Ducommun Inc. Chairman, President & CEO Stephen G. Oswald reported compensation-related share adjustments rather than open-market trades. On May 8, 2026, 5,135 restricted stock units settled, with 2,546 shares withheld at $137.23 per share to cover tax obligations. Under the company’s Second Amended and Restated Clawback Policy, the company also determined that 5,135 previously vested stock units would not be delivered and 2,589 shares of common stock were returned to the issuer following a restatement of prior financial statements. After these adjustments, Oswald holds 416,838 shares of Ducommun common stock directly.
DUCOMMUN INC Schedule 13G: State Street Corporation reports beneficial ownership of 785,541 shares of Common Stock, representing 5.2% of the class as of 03/31/2026. The filing shows shared voting power of 751,863 and shared dispositive power of 785,541. The report is signed on 05/12/2026.
Ducommun Incorporated reports higher first-quarter 2026 results while reflecting previously disclosed financial statement restatements. Net revenues rose to $209.0 million from $192.5 million a year earlier, driven by growth in both Electronic Systems and Structural Systems, particularly in military, space and commercial aerospace markets.

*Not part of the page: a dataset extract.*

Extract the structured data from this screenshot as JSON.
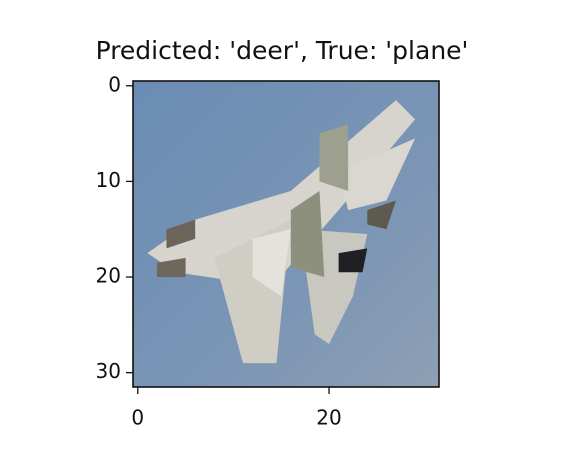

Net income increased to $9.9 million versus $1.4 million, with diluted earnings per share improving to $0.64. Operating income expanded to $15.7 million, aided by lower selling, general and administrative expenses and the absence of restructuring charges versus the prior-year period.
The company ended the quarter with $39.1 million in cash, net cash provided by operating activities of $11.2 million, and total debt of $303.8 million. Contract assets were $249.2 million and contract liabilities $52.5 million, with remaining performance obligations of $1,073.7 million. Management also details the 2025 restatement tied mainly to accelerated stock-based compensation expense and related control weaknesses.